Generalized Polynomial modules over the Virasoro algebra

TL;DR

This paper constructs new classes of non-weight modules over the Virasoro algebra from irreducible modules of related Lie algebras, providing criteria for their irreducibility and isomorphism.

Contribution

It introduces a method to build non-weight Virasoro modules from irreducible modules of quotient Lie algebras and modules over associative algebras, with explicit irreducibility criteria.

Findings

Constructed new non-weight Virasoro modules $F(M, \,\Omega(\lambda,\beta))$.

Established necessary and sufficient conditions for irreducibility.

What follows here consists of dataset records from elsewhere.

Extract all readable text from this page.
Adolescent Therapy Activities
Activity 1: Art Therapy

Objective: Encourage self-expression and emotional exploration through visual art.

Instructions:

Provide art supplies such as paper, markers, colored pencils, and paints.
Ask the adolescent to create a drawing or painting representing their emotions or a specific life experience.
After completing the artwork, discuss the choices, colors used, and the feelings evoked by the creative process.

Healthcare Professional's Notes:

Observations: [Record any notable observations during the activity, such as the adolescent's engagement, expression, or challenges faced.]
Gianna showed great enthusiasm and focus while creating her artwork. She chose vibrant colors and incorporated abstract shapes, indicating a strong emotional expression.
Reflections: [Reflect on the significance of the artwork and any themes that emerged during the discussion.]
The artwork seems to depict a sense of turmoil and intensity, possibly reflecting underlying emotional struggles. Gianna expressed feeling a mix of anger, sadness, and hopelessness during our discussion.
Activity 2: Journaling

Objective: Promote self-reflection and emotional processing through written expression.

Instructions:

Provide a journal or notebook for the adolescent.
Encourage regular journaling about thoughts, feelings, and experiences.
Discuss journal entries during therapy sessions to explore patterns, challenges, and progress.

Provided isomorphism criteria using the weighting functor.

Abstract

Let $\mathcal{B}_r$ be the $(r+1)$-dimensional quotient Lie algebra of the positive part of the Virasoro algebra $\mathcal{V}$. Irreducible $\mathcal{B}_r$-modules were used to construct irreducible Whittaker modules in [MZ2] and irreducible weight modules with infinite dimensional weight spaces over $\mathcal{V}$ in [LLZ].In the present paper, we construct non-weight Virasoro modules $F(M, \Omega(\lambda,\beta))$ from irreducible $\mathcal{B}_r$-modules $M$ and $(\mathcal{A},\mathcal{V})$-modules $\Omega(\lambda,\beta)$. We give necessary and sufficient conditions for the Virasoro module $F(M, \Omega(\lambda,\beta))$ to be irreducible. Using the weighting functor introduced by J. Nilsson, we also we also give the isomorphism criterion for two $F(M, \Omega(\lambda,\beta))$.